Geceleri ise bana aitti.

Sarayın gizli tünellerinden dışarıya çıkıp gönlümce eğlenmeyi, unvanın önemli olmadığı sokaklarda gönlümce gezmeyi seviyordum.

Nira yelpazemi verince hazırdım.

"Takı olarak ne arzu edersiniz?" diye soran Nira'ya "Elbise zaten yeterince süslü. Takıya gerek yok." dedim.

"Siz bilirsiniz efendim."

"Babamlar salonda mı Nira?"

"Öyle olmalılar efendim."

Nira'yı başımla onaylayıp odamdan çıktım.

Merdivenlerden aşağı inerken bir yandan da yelpaze ile kendime serinlik yapıyordum.

Nira korseyi biraz daha sıksaydı nefessiz kalarak ölebilirdim.

Salona geldiğimde kapıyı öncelikle tıktıkladım ve içeri girdim.

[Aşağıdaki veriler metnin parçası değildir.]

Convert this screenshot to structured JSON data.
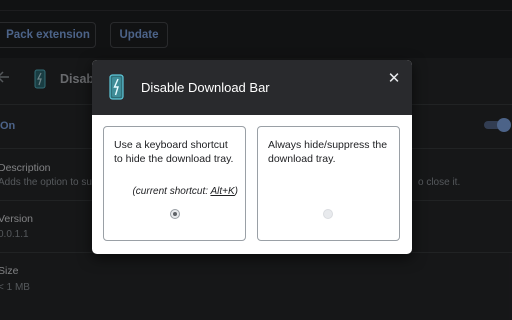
{
  "toolbar": {
    "pack_extension_label": "Pack extension",
    "update_label": "Update"
  },
  "background": {
    "extension_name": "Disable",
    "on_label": "On",
    "description_label": "Description",
    "description_value": "Adds the option to su",
    "description_tail": "o close it.",
    "version_label": "Version",
    "version_value": "0.0.1.1",
    "size_label": "Size",
    "size_value": "< 1 MB",
    "toggle_on": true
  },
  "dialog": {
    "title": "Disable Download Bar",
    "close_glyph": "✕",
    "option_shortcut": {
      "text": "Use a keyboard shortcut to hide the download tray.",
      "note_prefix": "(current shortcut: ",
      "note_key": "Alt+K",
      "note_suffix": ")",
      "selected": true
    },
    "option_always": {
      "text": "Always hide/suppress the download tray.",
      "selected": false
    }
  },
  "colors": {
    "accent": "#8ab4f8",
    "dialog_header": "#292a2d",
    "page_bg": "#202124",
    "icon_teal": "#5ec6d8"
  },
  "icons": {
    "back": "arrow-left-icon",
    "extension": "download-bar-extension-icon",
    "close": "close-icon"
  }
}
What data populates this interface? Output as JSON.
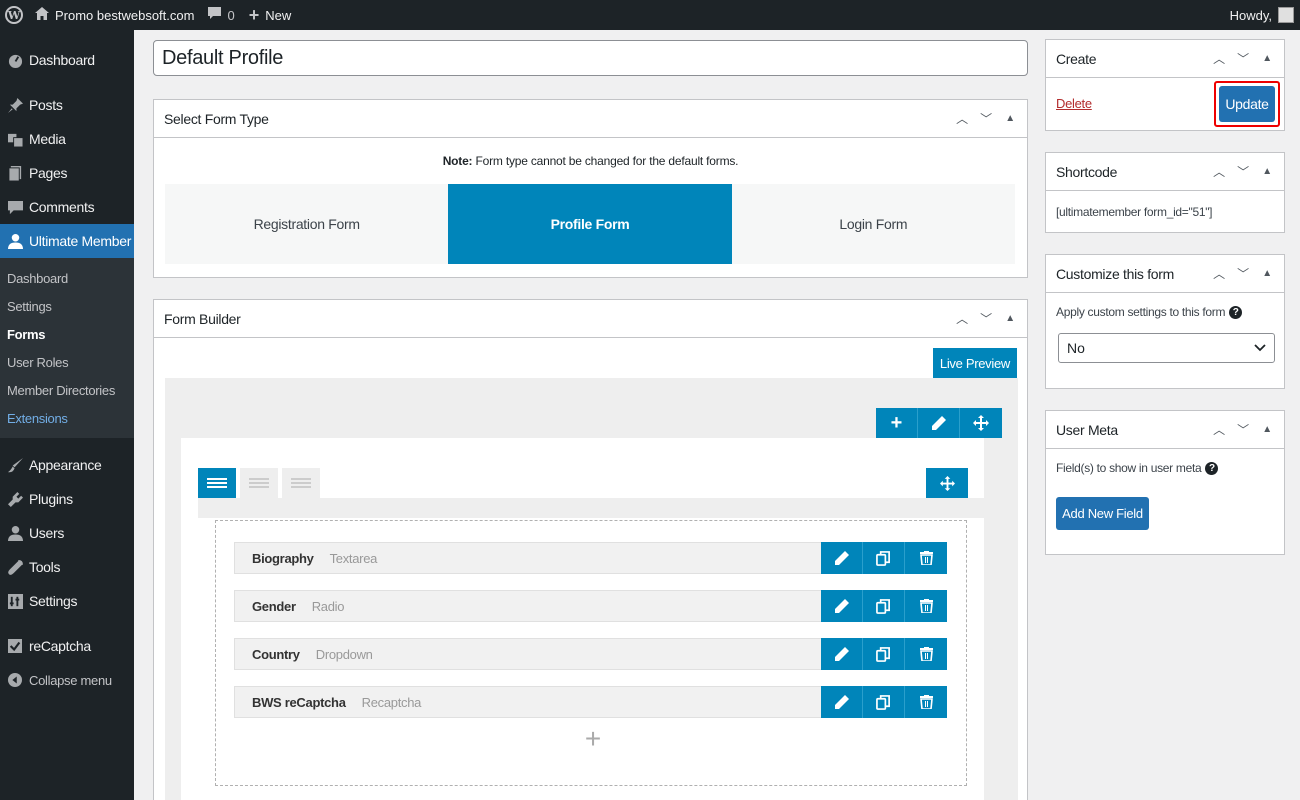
{
  "adminbar": {
    "site_name": "Promo bestwebsoft.com",
    "comments_count": "0",
    "new_label": "New",
    "howdy": "Howdy,"
  },
  "sidebar": {
    "items": [
      {
        "label": "Dashboard",
        "icon": "dashboard-icon"
      },
      {
        "label": "Posts",
        "icon": "pin-icon"
      },
      {
        "label": "Media",
        "icon": "media-icon"
      },
      {
        "label": "Pages",
        "icon": "pages-icon"
      },
      {
        "label": "Comments",
        "icon": "comment-icon"
      },
      {
        "label": "Ultimate Member",
        "icon": "user-icon"
      }
    ],
    "submenu": [
      "Dashboard",
      "Settings",
      "Forms",
      "User Roles",
      "Member Directories",
      "Extensions"
    ],
    "items2": [
      {
        "label": "Appearance",
        "icon": "brush-icon"
      },
      {
        "label": "Plugins",
        "icon": "plug-icon"
      },
      {
        "label": "Users",
        "icon": "users-icon"
      },
      {
        "label": "Tools",
        "icon": "wrench-icon"
      },
      {
        "label": "Settings",
        "icon": "settings-icon"
      },
      {
        "label": "reCaptcha",
        "icon": "check-icon"
      },
      {
        "label": "Collapse menu",
        "icon": "collapse-icon"
      }
    ]
  },
  "main": {
    "title_value": "Default Profile",
    "select_form_type": {
      "heading": "Select Form Type",
      "note_label": "Note:",
      "note_text": " Form type cannot be changed for the default forms.",
      "types": [
        "Registration Form",
        "Profile Form",
        "Login Form"
      ],
      "active_type": "Profile Form"
    },
    "form_builder": {
      "heading": "Form Builder",
      "live_preview": "Live Preview",
      "fields": [
        {
          "title": "Biography",
          "type": "Textarea"
        },
        {
          "title": "Gender",
          "type": "Radio"
        },
        {
          "title": "Country",
          "type": "Dropdown"
        },
        {
          "title": "BWS reCaptcha",
          "type": "Recaptcha"
        }
      ]
    }
  },
  "right": {
    "create": {
      "heading": "Create",
      "delete": "Delete",
      "update": "Update"
    },
    "shortcode": {
      "heading": "Shortcode",
      "value": "[ultimatemember form_id=\"51\"]"
    },
    "customize": {
      "heading": "Customize this form",
      "label": "Apply custom settings to this form",
      "selected": "No"
    },
    "user_meta": {
      "heading": "User Meta",
      "label": "Field(s) to show in user meta",
      "button": "Add New Field"
    }
  },
  "colors": {
    "accent": "#0085ba",
    "wp_blue": "#2271b1",
    "admin_dark": "#1d2327",
    "highlight_border": "#ee0000"
  }
}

Babama selam vermek için dizlerimi kırarak eğilirken elbisemin eteklerini iki parmak ile tutuyordum.

"Biz de senin gelmeni bekliyorduk." diyen babama merakla "Neden majesteleri?" diye sordum.

"Komutan Gencer'i hatırlıyor musun? Ödül töreninde tanıştırmıştım." diyen babamı başımla onayladım.

Komutana baktığımda bana gülümseyerek baktığını gördüm.

Lütfen düşündüğüm olmasın, lütfen düşündüğüm olmasın, lütfen düşündüğüm olmasın...

"Seninle bu akşam bir yemeğe çıkmak istiyormuş." dediğinde içimden dilediklerimin tersi çıktı diye zoraki bir tebessüm yolladım.

"Birlikte yemek yeme isteğim aniden geliştiği ve düşünme zamanı bırakmadığım için üzgünüm prenses." diyen komutana "Önemli değil, komutan. Bu teklifiniz beni oldukça onore etti." dedim.

"Öyleyse bunu bir evet olarak alabilirim." diyen komutan ile babama baktım.

Beni başıyla onaylıyordu.

"Elbette." dedim, gülümseyerek.

"O zaman akşam sizi hangi saatte almamı arzu edersiniz?"

Bu soruyu yanıtlama kısmını babama bıraktım. Sonuçta bu işin altında da o vardı.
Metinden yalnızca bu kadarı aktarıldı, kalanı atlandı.